In December Praxis received Breakthrough Therapy designation for ulixacaltamide and held a pre-NDA meeting with the FDA. The company has now submitted NDAs for ulixacaltamide in essential tremor and relutrigine for SCN2A/SCN8A developmental and epileptic encephalopathies.

Essential3 Study 1 met its primary endpoint and all key secondary endpoints including improvements in mADL11 and disease progression, while Study 2 achieved its prespecified primary endpoint during randomized withdrawal. Relutrigine EMBOLD data showed statistically significant seizure and developmental improvements, and Phase 2 RADIANT vormatrigine data demonstrated 58% seizure reduction at week 1 and sustained 100% median reduction by week 9.

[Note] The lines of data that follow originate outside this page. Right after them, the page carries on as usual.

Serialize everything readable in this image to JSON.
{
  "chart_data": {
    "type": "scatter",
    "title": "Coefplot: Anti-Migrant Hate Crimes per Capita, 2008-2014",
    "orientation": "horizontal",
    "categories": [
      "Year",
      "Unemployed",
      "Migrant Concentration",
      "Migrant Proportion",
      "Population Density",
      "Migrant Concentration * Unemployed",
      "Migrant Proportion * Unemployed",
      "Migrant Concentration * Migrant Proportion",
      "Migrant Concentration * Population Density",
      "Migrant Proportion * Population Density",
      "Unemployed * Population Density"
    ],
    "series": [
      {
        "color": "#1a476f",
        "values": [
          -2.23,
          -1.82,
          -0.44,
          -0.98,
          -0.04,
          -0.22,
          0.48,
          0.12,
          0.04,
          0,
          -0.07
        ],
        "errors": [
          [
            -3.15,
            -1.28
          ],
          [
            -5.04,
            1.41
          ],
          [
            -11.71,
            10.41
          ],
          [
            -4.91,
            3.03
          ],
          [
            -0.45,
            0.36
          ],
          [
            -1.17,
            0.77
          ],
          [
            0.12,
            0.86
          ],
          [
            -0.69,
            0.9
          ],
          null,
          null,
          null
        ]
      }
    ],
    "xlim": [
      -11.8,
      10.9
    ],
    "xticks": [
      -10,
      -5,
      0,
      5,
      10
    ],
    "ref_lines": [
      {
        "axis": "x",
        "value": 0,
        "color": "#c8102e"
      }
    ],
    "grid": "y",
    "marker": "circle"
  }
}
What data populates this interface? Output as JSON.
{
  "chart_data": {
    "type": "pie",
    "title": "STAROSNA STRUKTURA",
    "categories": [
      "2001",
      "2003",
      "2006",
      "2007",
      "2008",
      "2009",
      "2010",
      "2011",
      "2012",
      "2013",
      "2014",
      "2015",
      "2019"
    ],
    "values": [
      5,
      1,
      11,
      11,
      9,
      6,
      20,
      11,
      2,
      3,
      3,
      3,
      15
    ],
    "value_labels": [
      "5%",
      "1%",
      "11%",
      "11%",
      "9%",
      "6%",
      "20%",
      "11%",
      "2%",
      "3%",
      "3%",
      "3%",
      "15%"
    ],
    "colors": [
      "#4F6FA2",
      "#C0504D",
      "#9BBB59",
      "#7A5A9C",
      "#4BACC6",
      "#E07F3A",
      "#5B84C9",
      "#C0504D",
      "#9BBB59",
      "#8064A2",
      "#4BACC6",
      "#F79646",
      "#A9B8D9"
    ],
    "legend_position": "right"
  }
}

The company is building launch infrastructure and has initiated key hires while planning a medical education event at AAN in April. Praxis estimates an addressable essential tremor population of 2 million patients out of 7 million U.S. cases with ulixacaltamide potential peak annual sales of over $10 billion, and forecasts roughly 10,000 patients for relutrigine initial indications with Rare Pediatric Disease voucher eligibility.

Top-line results for the POWER1 Phase 3 seizure study are expected in Q2 2026, with POWER2 enrollment completion by year-end and POWER3 initiation in H1 2026. EMBRAVE Part A data are due in H1 2026, full EMBRAVE3 enrollment is projected later in 2026, and a supplemental NDA for broader DEE expansion could follow in 2027.